Picking the right spot can be tough, especially when you’re limited with choice based on where the main cable comes into your house.

But an expert from USwitch.com has revealed to The Sun exactly where many people may be making matters worse.

1. Avoid putting it away in cupboards

WiFi routers aren’t exactly the prettiest things so it’s no wonder people try to stuff them away in a cupboard.

However, doing this can have a really bad impact on your connection.

“It’s probably the most common mistake,” broadband expert Nick Baker said.

“Keeping it in a cupboard, in a box under the stairs or tucked away means you’re blocking most of your WiFi signal straight out.”

2. Choose a central location

Your WiFi router broadcasts signal in all directions, so the more central, the better.

Having it as near the middle of your home as possible is best, then it can reach as many different areas as possible.

Putting it somewhere like the windowsill just sends signal outside, which is obviously no use to anyone.

Hiding your WiFi router in a closet has a bad impact on your connection.
Getty Images/iStockphoto

3. Don’t put it right near a fish tank

If you have a fish tank, avoid putting your router right next to it.

“Only if you put the router there and put your fish tank in front of it,” Nick explained.

“If there’s a fish tank in the room you’ll be fine, it’s not going absorb all your radio waves, it’s just going to block it like any other piece of furniture.”

4. Big electricals also interfere

The same goes for your TV – especially if you have an aerial.

If your router is in the kitchen, make sure it’s not near the microwave, as this will really disrupt the connection.

WiFi router on a table while a man works in the background.
Make sure your broadband service isn’t causing the connection issues.
Getty Images/iStockphoto

5. Radiators are a big no

Radiators should already be a massive red flag for being a fire hazard.

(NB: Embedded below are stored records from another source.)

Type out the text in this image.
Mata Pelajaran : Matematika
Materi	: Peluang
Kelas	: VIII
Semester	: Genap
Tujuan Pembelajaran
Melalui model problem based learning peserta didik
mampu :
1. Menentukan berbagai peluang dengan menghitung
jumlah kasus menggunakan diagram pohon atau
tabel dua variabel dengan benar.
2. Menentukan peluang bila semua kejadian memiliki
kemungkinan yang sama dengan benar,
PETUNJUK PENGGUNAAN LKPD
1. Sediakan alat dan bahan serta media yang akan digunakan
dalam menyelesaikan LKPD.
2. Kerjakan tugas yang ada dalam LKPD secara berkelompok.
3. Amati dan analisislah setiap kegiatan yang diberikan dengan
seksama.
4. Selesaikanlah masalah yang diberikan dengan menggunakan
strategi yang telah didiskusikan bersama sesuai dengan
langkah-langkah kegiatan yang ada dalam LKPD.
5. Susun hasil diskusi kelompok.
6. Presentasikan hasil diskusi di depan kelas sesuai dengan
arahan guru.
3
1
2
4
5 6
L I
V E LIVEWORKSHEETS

While the heat won’t affect the connection per se, it will just cause the router to break.

6. Check your broadband speed first

Before going to all the effort of moving your router around, check that it isn’t the actual broadband service that is the problem.

“You should be able to see on your device how many bars you have on your WiFi, so if it’s full bars it might be a problem with your actual broadband connection,” Nick warned.

“So before you pull all your wires out and move it around the house, see if your WiFi is strong and run a speed test.”